To record voiceovers you need four things: A computer, a microphone, headphones and a recording application. You can get fancier if you want, but these four items will get you where you want to go. I recommend Audacity as a effective and simple program to record your voice over demos. It’s easy to use, it produces high quality audio and it’s FREE. You can’t beat that. But Audacity has some “idiosyncrasies” that drive me crazy. Here are the top three annoying oddities and how to work around them.
1) You hit “RECORD” and you get a new track. Always. Again and Again.
The first time I saw that, it was definitely a WTF moment. I recorded a small commercial and I wanted to redo a line in the middle of the copy. So I put the cursor right before the passage I wanted to replace and hit record… and… WTF? Why is it creating a NEW TRACK?

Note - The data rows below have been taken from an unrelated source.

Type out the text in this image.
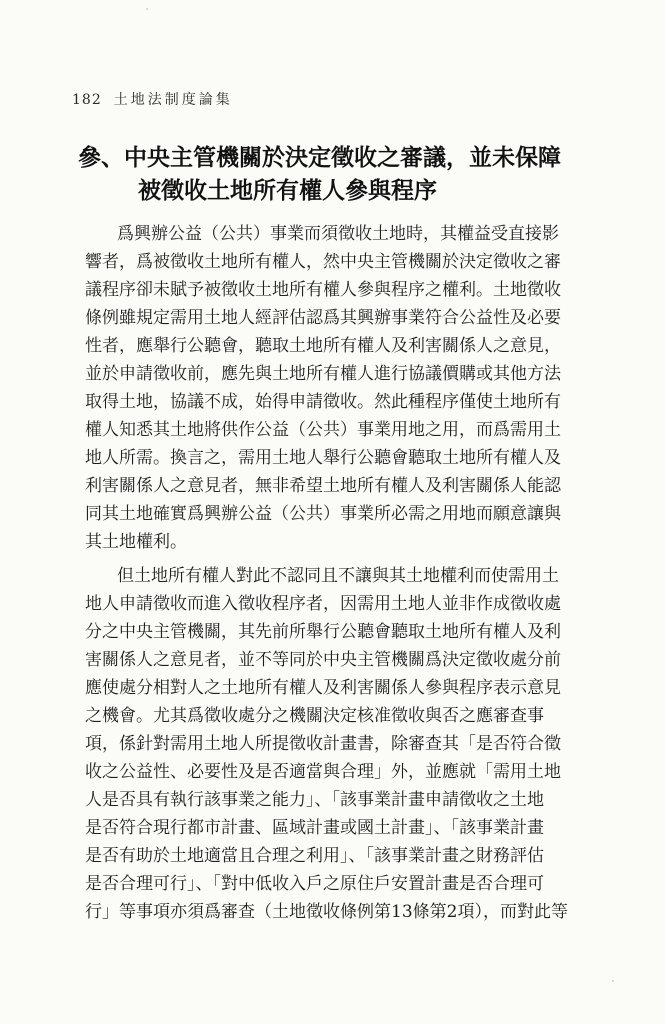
182 土地法制度論集
參、中央主管機關於決定徵收之審議，並未保障
被徵收土地所有權人參與程序

爲興辦公益（公共）事業而須徵收土地時，其權益受直接影
響者，爲被徵收土地所有權人，然中央主管機關於決定徵收之審
議程序卻未賦予被徵收土地所有權人參與程序之權利。土地徵收
條例雖規定需用土地人經評估認爲其興辦事業符合公益性及必要
性者，應舉行公聽會，聽取土地所有權人及利害關係人之意見，
並於申請徵收前，應先與土地所有權人進行協議價購或其他方法
取得土地，協議不成，始得申請徵收。然此種程序僅使土地所有
權人知悉其土地將供作公益（公共）事業用地之用，而爲需用土
地人所需。換言之，需用土地人舉行公聽會聽取土地所有權人及
利害關係人之意見者，無非希望土地所有權人及利害關係人能認
同其土地確實爲興辦公益（公共）事業所必需之用地而願意讓與
其土地權利。

但土地所有權人對此不認同且不讓與其土地權利而使需用土
地人申請徵收而進入徵收程序者，因需用土地人並非作成徵收處
分之中央主管機關，其先前所舉行公聽會聽取土地所有權人及利
害關係人之意見者，並不等同於中央主管機關爲決定徵收處分前
應使處分相對人之土地所有權人及利害關係人參與程序表示意見
之機會。尤其爲徵收處分之機關決定核准徵收與否之應審查事
項，係針對需用土地人所提徵收計畫書，除審查其「是否符合徵
收之公益性、必要性及是否適當與合理」外，並應就「需用土地
人是否具有執行該事業之能力」、「該事業計畫申請徵收之土地
是否符合現行都市計畫、區域計畫或國土計畫」、「該事業計畫
是否有助於土地適當且合理之利用」、「該事業計畫之財務評估
是否合理可行」、「對中低收入戶之原住戶安置計畫是否合理可
行」等事項亦須爲審查（土地徵收條例第13條第2項），而對此等
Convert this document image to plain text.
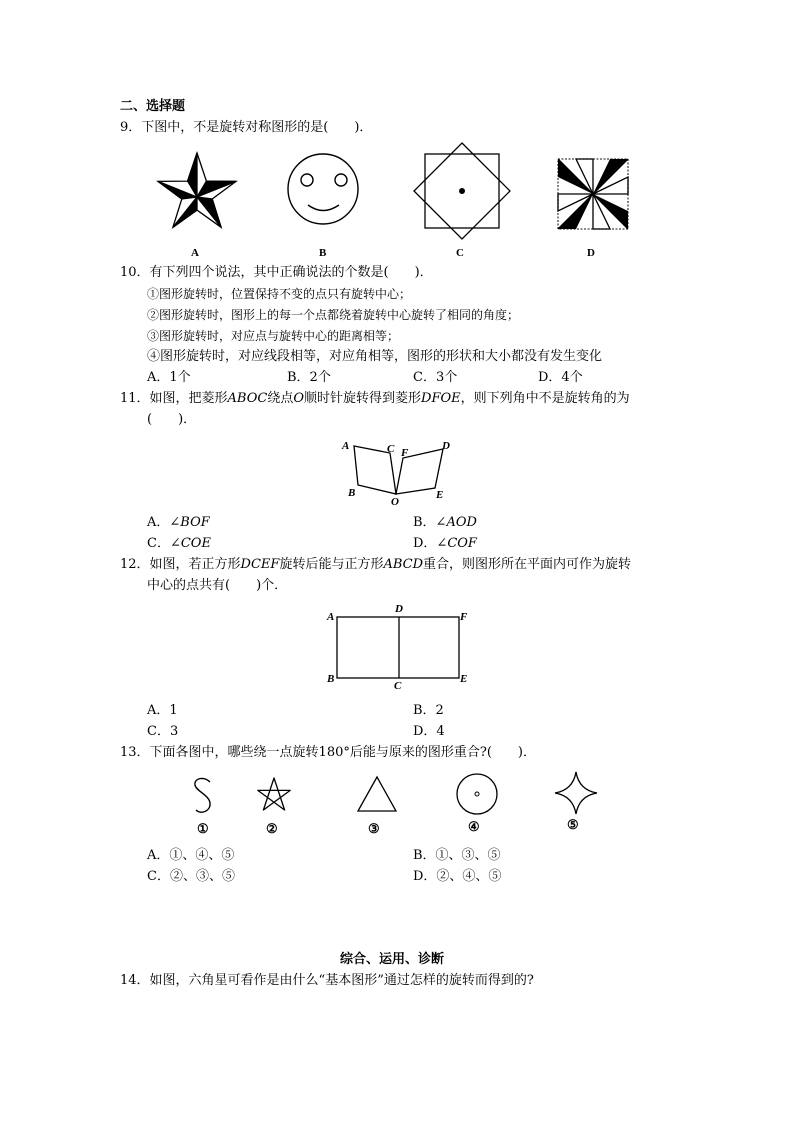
二、选择题
9．下图中，不是旋转对称图形的是(　　)．
A	B	C	D
10．有下列四个说法，其中正确说法的个数是(　　)．
①图形旋转时，位置保持不变的点只有旋转中心；
②图形旋转时，图形上的每一个点都绕着旋转中心旋转了相同的角度；
③图形旋转时，对应点与旋转中心的距离相等；
④图形旋转时，对应线段相等，对应角相等，图形的形状和大小都没有发生变化
A．1个	B．2个	C．3个	D．4个
11．如图，把菱形ABOC绕点O顺时针旋转得到菱形DFOE，则下列角中不是旋转角的为
(　　)．
A
B
C F
D
O
E
A．∠BOF	B．∠AOD
C．∠COE	D．∠COF
12．如图，若正方形DCEF旋转后能与正方形ABCD重合，则图形所在平面内可作为旋转
中心的点共有(　　)个．
A
D
F
B
C
E
A．1	B．2
C．3	D．4
13．下面各图中，哪些绕一点旋转180°后能与原来的图形重合?(　　)．
①	②	③	④	⑤
A．①、④、⑤	B．①、③、⑤
C．②、③、⑤	D．②、④、⑤
综合、运用、诊断
14．如图，六角星可看作是由什么“基本图形”通过怎样的旋转而得到的?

Don’t look in Preferences to fix this one. The simple fact: Audacity CANNOT “punch in” like an old-fashioned tape recorder. So here’s what you do.
Rewind and hit record. You’ll hear your original recording in your headphones until the silent part comes. Here you say the sentence you want to replace. The recording for this will be on a new track but right below the silent part.

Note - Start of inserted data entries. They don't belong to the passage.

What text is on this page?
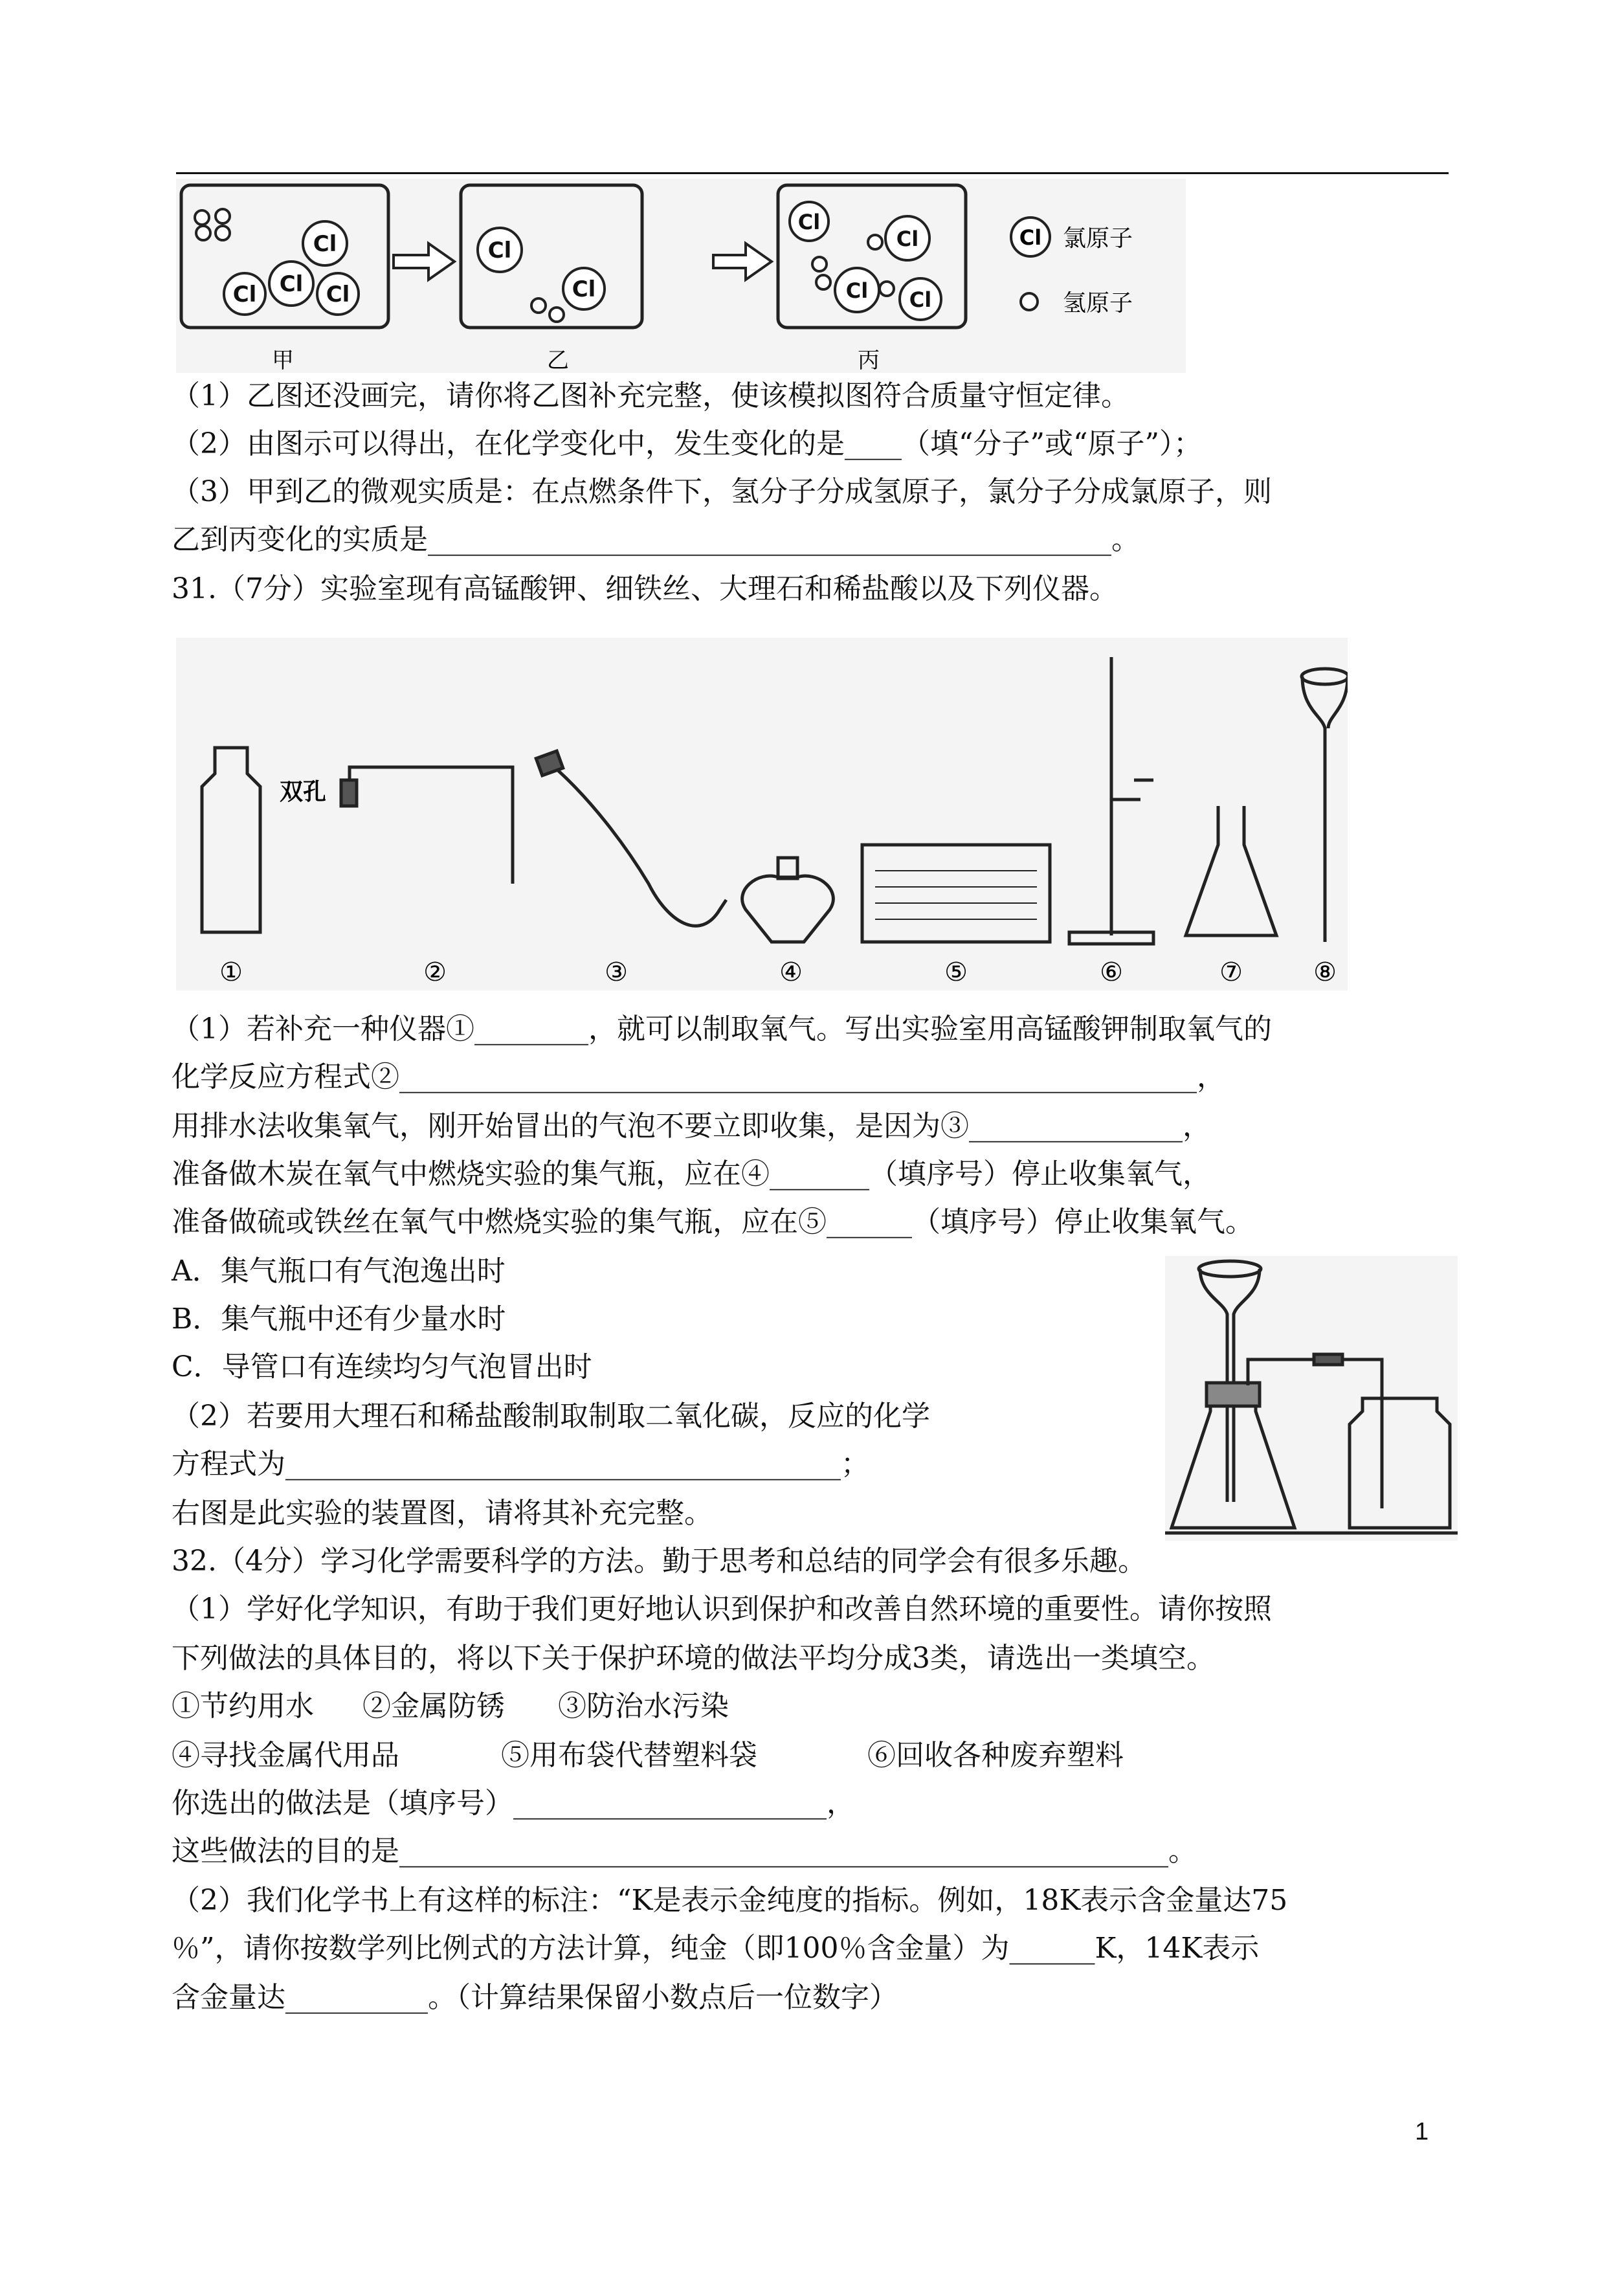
Cl
Cl Cl Cl
Cl
Cl
Cl
Cl
Cl Cl
Cl 氯原子
氢原子
甲	乙	丙
（1）乙图还没画完，请你将乙图补充完整，使该模拟图符合质量守恒定律。
（2）由图示可以得出，在化学变化中，发生变化的是____（填“分子”或“原子”）；
（3）甲到乙的微观实质是：在点燃条件下，氢分子分成氢原子，氯分子分成氯原子，则
乙到丙变化的实质是________________________________________________。
31.（7分）实验室现有高锰酸钾、细铁丝、大理石和稀盐酸以及下列仪器。
双孔
①	②	③	④	⑤	⑥	⑦	⑧
（1）若补充一种仪器①________，就可以制取氧气。写出实验室用高锰酸钾制取氧气的
化学反应方程式②________________________________________________________，
用排水法收集氧气，刚开始冒出的气泡不要立即收集，是因为③_______________，
准备做木炭在氧气中燃烧实验的集气瓶，应在④_______（填序号）停止收集氧气，
准备做硫或铁丝在氧气中燃烧实验的集气瓶，应在⑤______（填序号）停止收集氧气。
A．集气瓶口有气泡逸出时
B．集气瓶中还有少量水时
C．导管口有连续均匀气泡冒出时
（2）若要用大理石和稀盐酸制取制取二氧化碳，反应的化学
方程式为_______________________________________；
右图是此实验的装置图，请将其补充完整。
32.（4分）学习化学需要科学的方法。勤于思考和总结的同学会有很多乐趣。
（1）学好化学知识，有助于我们更好地认识到保护和改善自然环境的重要性。请你按照
下列做法的具体目的，将以下关于保护环境的做法平均分成3类，请选出一类填空。
①节约用水 ②金属防锈 ③防治水污染
④寻找金属代用品	⑤用布袋代替塑料袋	⑥回收各种废弃塑料
你选出的做法是（填序号）______________________，
这些做法的目的是______________________________________________________。
（2）我们化学书上有这样的标注：“K是表示金纯度的指标。例如，18K表示含金量达75
％”，请你按数学列比例式的方法计算，纯金（即100％含金量）为______K，14K表示
含金量达__________。（计算结果保留小数点后一位数字）
1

Highlight only the replacement recording and use this magic key combination:
- Control C (copies the new audio)
- Up Arrow (selects track one)
- Return (highlights selection in track one – same size)

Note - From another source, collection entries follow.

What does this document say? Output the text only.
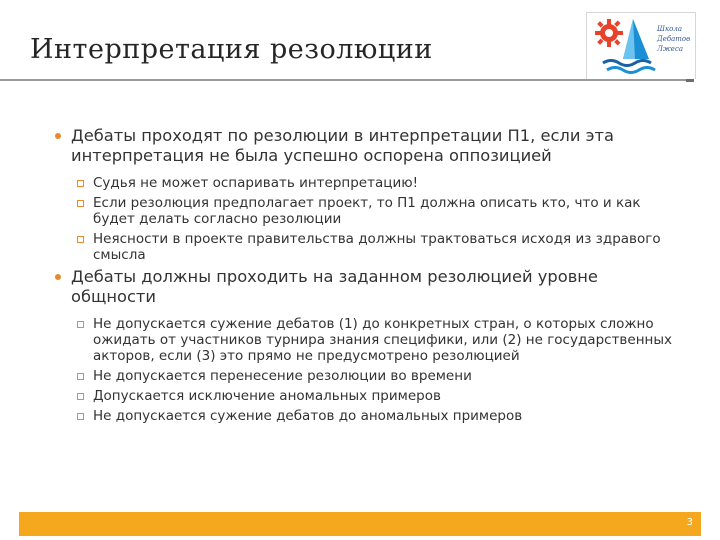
Интерпретация резолюции
Школа
Дебатов
Лжеса
Дебаты проходят по резолюции в интерпретации П1, если эта интерпретация не была успешно оспорена оппозицией
Судья не может оспаривать интерпретацию!
Если резолюция предполагает проект, то П1 должна описать кто, что и как будет делать согласно резолюции
Неясности в проекте правительства должны трактоваться исходя из здравого смысла
Дебаты должны проходить на заданном резолюцией уровне общности
Не допускается сужение дебатов (1) до конкретных стран, о которых сложно ожидать от участников турнира знания специфики, или (2) не государственных акторов, если (3) это прямо не предусмотрено резолюцией
Не допускается перенесение резолюции во времени
Допускается исключение аномальных примеров
Не допускается сужение дебатов до аномальных примеров
3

- Control V (pastes new audio in track one)
Then click the X in the corner of the second track to remove it.
Here it is in pictures:
What if I want to add new audio to the END of a track?
That’s easy. Instead of hitting “record”, hit Shift R. This is “Append Record”. Your new audio will be added to the END of the track, rather than on a new track.
2) You hit “STOP” and Audacity automatically rewinds.
Ahhhhh! Experience this one when you’re editing an audiobook! You’re 20 minutes into the edit and audacity snaps back to the beginning of the recording. I still haven’t figured out exactly when it does this. But when it does, you have to look back through the track to find where you were working.
There are two ways to manage this.
First, when you’re editing, click in the track to place the cursor there. Then STOP will return to where you placed the cursor, not to the beginning of the track.
Second when you are playing the track from the beginning and you want to stop at a certain point, don’t hit STOP! Instead, hit Shift A. This will stop the playback but leave the cursor in place where you stop, rather than returning to the start.
3) You start Audacity and your mic is not in the “input” list.
If you leave your mic plugged in, this should not happen, but it might.
Always plug you mic in FIRST and then start Audacity. Otherwise Audacity won’t know the mic is active and it won’t show up on the list.
But just in case you don’t see your mic, or you plug it in late, Audacity Transport Window to the rescue! Go to Transport and select Rescan Audio Devices. Your mic or any added audio devices should now be on the list!
So do YOU have tips or fixes for using Audacity?